CORS: Access-Control-Allow-Origin not equal to supplied origin

Question

I'm trying to send an email from an application using sendgrid. This shouldn't be too difficult, and with PHP I've sent emails before. In this case I want to do it in Javascript as it's part of an Ember application. The first problem is the "No 'Access-Control-Allow-Origin" message, which I tried to solve with CORS. Now I've just got a different error!

Now I'm not sure where to look for tackling this issue. The code I'm using is the following:

(function(){
  makeCorsRequest('GET', mailUrl); 
})();

function createCORSRequest(method, url) {
  var xhr = new XMLHttpRequest();
  if ("withCredentials" in xhr) {
    xhr.open(method, url, true);
  } else if (typeof XDomainRequest != "undefined") {
    xhr = new XDomainRequest();
    xhr.open(method, url);
  } else {
    xhr = null;
  }
  return xhr;
}

function makeCorsRequest(type, url) {
  var xhr = createCORSRequest(type, url);
  if (!xhr) {
    alert('CORS not supported');
    return;
  }
  xhr.onload = function() {
    var text = xhr.responseText;
    console.log(text);
    var title = getTitle(text);
    alert('Response from CORS request to ' + url + ': ' + title);
  };

  xhr.onerror = function() {
    alert('Woops, there was an error making the request.');
  };

  xhr.send(); 
}

This gives me the error:

The 'Access-Control-Allow-Origin' header has a value 'https://sendgrid.com'      that is not equal to the supplied origin. Origin 'http://localhost' is   therefore not allowed access.

Answer 1

sendGrid CORS policy does not allow browsers to call their API (except if your are on "sendgrid.api-docs.io" domain) ... You have to send email from your server,

but if just for test or development purpose you can use my demo on github https://github.com/itisnajim/sendgrid-nodejs

post your data to http://sendgrid-nodejs-oxailstudiosnode.7e14.starter-us-west-2.openshiftapps.com

Ajax example:

let urlStr = "http://sendgrid-nodejs-oxailstudiosnode.7e14.starter-us-west-2.openshiftapps.com";
const msg = {
    "personalizations": [
        {"to": [{"email": "example1@mail.com"}]}
    ],
    "from": {"email": "example2@mail.com"},
    "subject": "subject example",
    "content": [{"type": "text/plain", "value": "example body text"}]
};

$.ajax({
    url: urlStr,
    type: 'post',
    data: JSON.stringify(msg),
    dataType: 'json',
    contentType: "application/json; charset=utf-8",
    beforeSend: function(xhr) {
        xhr.setRequestHeader("Authorization", "Bearer API_KEY_HERE")
    },
    success: function(data){
        //console.log(data);
        //OK: Mail sent!!
    },
    error: function( jqXhr, textStatus, errorThrown ){
        //console.log( errorThrown, textStatus, jqXhr );
        if(jqXhr.status === 202 || jqXhr.status === "202"){
            //OK: Mail sent!!
        }else
        console.error("Mail not sent! Err:"+JSON.stringify(errorThrown))

    }
})

Answer 2

It looks like you're calling the SendGrid API from an Ember app running in your browser? If so, you probably shouldn't be (for a number of security reasons).

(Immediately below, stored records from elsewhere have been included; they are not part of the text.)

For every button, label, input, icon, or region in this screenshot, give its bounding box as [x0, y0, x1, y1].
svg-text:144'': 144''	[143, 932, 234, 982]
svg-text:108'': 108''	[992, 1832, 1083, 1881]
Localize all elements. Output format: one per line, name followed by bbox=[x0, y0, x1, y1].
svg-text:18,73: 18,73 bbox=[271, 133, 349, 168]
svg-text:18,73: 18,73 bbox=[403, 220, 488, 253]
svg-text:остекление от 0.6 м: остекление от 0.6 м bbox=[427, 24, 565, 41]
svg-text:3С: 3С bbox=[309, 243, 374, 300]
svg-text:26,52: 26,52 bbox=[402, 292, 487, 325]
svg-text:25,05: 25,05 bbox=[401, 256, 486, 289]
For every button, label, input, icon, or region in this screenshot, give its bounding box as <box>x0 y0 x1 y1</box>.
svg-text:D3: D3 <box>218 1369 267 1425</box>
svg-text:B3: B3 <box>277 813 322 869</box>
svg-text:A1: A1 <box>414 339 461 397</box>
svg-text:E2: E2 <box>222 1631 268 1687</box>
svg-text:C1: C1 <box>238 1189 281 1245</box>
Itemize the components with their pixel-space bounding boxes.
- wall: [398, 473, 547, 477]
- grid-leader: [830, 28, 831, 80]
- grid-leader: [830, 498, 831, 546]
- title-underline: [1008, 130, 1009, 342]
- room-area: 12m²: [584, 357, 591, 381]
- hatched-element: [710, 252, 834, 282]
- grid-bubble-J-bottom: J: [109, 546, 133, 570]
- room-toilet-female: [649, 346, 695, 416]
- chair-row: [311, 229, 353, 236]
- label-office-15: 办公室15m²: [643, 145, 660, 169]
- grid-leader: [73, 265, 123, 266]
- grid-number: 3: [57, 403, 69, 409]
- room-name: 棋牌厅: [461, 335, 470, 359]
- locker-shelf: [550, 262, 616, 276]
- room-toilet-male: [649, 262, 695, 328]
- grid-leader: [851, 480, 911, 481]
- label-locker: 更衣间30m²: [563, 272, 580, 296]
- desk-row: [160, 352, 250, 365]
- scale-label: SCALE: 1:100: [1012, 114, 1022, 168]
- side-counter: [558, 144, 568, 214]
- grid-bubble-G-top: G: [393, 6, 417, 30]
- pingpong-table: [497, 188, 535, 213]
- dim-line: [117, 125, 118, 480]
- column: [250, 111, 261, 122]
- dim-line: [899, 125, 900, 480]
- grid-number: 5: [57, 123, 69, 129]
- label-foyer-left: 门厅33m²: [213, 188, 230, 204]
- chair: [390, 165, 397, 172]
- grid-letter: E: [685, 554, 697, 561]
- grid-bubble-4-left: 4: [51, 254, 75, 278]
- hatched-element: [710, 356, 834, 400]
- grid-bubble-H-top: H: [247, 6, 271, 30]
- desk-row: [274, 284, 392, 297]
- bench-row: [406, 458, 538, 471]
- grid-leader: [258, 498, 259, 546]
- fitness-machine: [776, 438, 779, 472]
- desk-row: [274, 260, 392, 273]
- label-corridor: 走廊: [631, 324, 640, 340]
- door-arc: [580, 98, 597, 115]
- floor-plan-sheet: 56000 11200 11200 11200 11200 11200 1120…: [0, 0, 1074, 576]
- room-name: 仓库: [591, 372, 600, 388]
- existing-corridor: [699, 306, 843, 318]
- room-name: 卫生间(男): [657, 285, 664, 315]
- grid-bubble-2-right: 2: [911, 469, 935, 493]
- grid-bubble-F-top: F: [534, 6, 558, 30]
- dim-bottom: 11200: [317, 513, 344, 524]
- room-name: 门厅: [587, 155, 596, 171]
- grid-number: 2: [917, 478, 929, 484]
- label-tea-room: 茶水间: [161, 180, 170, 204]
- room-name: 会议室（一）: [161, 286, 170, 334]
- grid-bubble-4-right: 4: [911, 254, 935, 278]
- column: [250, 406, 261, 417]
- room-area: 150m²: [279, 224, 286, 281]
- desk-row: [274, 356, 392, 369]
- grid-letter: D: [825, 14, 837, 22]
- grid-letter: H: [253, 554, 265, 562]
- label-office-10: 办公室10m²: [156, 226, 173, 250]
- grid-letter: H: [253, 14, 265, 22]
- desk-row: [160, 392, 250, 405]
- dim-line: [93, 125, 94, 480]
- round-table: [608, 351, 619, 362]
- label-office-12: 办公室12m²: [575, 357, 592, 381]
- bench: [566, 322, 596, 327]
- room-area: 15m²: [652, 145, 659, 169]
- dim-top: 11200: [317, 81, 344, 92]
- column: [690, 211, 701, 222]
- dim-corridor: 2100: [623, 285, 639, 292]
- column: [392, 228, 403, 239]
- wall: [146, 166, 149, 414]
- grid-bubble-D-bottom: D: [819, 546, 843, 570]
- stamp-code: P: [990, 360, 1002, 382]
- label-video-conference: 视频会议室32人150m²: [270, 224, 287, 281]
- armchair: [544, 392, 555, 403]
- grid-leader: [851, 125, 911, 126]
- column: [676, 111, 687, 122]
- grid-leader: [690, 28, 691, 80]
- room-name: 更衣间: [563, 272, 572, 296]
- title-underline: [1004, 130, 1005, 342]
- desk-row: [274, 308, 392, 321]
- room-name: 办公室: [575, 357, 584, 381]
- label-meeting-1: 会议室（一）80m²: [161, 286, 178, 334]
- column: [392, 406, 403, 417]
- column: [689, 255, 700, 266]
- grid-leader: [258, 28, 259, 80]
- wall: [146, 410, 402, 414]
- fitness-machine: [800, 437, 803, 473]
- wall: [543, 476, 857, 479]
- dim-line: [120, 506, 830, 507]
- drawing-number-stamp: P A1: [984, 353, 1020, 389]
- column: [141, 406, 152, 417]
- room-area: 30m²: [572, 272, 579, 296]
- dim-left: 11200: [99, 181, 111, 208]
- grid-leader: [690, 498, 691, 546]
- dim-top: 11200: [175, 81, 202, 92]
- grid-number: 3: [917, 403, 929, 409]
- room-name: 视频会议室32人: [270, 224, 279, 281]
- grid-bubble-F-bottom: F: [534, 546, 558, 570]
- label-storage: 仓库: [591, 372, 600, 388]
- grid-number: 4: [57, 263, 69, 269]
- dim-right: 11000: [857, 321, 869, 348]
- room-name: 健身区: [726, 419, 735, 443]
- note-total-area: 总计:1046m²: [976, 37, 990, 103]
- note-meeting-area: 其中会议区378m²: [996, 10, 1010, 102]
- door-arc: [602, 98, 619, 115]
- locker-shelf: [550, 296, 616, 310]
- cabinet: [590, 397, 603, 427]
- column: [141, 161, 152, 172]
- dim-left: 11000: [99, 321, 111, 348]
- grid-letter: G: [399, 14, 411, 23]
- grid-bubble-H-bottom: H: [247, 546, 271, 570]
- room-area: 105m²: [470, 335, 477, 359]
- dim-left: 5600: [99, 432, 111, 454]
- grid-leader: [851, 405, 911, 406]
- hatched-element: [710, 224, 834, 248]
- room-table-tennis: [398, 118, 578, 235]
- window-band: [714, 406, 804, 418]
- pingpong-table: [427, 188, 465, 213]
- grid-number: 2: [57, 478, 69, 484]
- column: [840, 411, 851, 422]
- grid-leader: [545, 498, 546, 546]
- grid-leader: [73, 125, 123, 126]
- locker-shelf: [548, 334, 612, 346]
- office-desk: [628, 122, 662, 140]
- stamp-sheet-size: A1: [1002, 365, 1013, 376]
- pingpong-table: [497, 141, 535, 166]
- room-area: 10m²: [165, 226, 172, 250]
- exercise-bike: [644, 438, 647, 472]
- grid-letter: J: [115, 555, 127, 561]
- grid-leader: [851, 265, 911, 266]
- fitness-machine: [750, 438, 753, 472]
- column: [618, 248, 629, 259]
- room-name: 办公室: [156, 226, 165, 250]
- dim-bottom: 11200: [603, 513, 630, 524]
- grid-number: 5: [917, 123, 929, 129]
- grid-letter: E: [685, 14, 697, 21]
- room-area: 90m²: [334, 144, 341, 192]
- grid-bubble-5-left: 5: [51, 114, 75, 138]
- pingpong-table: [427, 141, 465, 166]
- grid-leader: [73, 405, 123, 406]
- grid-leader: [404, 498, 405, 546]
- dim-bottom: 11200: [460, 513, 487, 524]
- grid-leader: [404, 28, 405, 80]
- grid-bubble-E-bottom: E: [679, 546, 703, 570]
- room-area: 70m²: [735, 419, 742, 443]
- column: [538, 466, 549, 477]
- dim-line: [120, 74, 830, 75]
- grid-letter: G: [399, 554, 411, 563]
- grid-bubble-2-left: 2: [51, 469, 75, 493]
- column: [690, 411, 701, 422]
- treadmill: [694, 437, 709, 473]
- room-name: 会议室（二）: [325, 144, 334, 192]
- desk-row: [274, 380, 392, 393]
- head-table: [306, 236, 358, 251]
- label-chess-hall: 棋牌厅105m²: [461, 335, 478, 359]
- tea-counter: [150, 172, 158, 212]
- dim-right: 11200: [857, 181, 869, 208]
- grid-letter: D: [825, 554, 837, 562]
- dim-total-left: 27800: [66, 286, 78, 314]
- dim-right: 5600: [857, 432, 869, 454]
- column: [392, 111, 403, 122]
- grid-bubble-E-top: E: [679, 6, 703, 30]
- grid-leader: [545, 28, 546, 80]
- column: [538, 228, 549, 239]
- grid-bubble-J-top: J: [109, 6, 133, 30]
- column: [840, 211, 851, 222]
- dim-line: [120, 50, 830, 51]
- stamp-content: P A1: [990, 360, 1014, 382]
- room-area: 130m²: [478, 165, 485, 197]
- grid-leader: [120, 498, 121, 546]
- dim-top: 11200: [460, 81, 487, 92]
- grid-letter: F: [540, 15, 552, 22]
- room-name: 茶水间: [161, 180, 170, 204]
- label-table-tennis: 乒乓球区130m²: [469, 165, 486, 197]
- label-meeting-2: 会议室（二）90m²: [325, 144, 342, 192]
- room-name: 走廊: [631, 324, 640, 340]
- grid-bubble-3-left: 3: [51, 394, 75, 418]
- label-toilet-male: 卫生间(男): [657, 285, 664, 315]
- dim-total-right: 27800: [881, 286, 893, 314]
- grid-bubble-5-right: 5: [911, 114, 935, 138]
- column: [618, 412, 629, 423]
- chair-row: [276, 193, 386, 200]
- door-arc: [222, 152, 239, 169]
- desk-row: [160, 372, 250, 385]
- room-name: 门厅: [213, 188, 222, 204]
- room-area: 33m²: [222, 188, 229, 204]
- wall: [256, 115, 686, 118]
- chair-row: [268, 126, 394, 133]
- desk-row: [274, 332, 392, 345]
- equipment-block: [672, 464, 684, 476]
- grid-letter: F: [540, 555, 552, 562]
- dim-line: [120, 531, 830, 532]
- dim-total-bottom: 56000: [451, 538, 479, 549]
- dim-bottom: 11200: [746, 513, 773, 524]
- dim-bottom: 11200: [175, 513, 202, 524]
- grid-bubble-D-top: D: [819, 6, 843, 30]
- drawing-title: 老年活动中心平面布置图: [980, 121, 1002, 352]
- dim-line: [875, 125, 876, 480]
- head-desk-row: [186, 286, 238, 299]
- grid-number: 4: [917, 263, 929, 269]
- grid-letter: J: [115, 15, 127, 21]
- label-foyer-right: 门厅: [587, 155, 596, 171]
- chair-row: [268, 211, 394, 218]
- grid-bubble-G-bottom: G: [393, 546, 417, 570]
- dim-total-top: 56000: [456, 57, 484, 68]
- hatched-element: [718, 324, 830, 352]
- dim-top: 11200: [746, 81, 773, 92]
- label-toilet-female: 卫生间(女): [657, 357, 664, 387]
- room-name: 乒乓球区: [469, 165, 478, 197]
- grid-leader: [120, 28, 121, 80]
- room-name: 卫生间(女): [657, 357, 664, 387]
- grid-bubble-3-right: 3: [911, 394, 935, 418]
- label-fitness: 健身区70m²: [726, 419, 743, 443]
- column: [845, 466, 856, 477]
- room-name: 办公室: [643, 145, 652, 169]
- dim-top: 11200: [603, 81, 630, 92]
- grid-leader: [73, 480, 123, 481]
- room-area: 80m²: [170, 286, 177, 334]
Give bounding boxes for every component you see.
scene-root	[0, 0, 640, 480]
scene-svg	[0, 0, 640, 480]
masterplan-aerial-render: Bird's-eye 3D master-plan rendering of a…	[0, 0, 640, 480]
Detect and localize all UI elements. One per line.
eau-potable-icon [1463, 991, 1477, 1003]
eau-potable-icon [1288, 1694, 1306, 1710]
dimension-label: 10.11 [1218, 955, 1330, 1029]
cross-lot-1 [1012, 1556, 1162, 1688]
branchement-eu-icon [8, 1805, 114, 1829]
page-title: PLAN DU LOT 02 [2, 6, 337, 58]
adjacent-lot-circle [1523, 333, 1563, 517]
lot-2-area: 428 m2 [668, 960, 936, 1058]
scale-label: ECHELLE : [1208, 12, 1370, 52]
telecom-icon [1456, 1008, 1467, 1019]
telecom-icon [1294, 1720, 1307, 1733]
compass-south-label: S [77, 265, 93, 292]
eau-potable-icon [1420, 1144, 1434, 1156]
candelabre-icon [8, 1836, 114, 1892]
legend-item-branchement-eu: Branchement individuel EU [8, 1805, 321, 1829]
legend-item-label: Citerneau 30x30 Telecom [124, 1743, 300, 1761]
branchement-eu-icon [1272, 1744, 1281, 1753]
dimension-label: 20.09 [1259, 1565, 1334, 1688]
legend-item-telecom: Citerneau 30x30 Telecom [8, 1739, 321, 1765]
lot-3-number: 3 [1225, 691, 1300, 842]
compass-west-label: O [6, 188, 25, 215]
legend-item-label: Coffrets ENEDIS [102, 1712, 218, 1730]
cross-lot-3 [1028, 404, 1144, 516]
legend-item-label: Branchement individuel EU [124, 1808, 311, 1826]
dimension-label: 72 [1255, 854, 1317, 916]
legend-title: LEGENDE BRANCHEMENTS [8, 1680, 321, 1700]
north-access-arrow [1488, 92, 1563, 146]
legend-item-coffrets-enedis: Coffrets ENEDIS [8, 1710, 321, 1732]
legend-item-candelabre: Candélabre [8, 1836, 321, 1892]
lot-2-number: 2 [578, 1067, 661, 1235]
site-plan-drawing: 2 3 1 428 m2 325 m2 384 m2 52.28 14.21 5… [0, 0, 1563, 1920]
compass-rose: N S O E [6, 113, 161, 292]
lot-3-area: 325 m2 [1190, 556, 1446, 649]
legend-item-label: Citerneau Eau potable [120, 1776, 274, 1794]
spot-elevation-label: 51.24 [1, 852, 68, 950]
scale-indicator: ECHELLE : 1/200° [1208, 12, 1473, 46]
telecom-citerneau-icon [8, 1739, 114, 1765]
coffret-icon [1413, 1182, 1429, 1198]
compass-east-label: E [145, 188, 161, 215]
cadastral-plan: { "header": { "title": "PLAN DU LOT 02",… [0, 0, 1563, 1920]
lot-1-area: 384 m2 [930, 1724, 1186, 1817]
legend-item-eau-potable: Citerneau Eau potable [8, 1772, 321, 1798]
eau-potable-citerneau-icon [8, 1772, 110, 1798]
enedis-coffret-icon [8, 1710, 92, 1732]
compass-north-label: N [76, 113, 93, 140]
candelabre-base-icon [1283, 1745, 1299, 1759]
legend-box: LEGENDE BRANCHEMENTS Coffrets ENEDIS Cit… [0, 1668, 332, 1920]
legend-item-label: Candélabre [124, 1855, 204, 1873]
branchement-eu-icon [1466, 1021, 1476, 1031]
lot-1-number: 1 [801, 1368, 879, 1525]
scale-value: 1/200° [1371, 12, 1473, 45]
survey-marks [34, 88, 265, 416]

You'll want to make an AJAX request to a server running on your own domain, and have your server

• validate that the request is legitimate, and
• call the SendGrid API to send the email

Exposing your SendGrid API key, and calling the API directly from a browser exposes your SendGrid account to potential abusers.

For the server-side API call, check out SendGrid's API Clients. You shouldn't need to write the API calls yourself.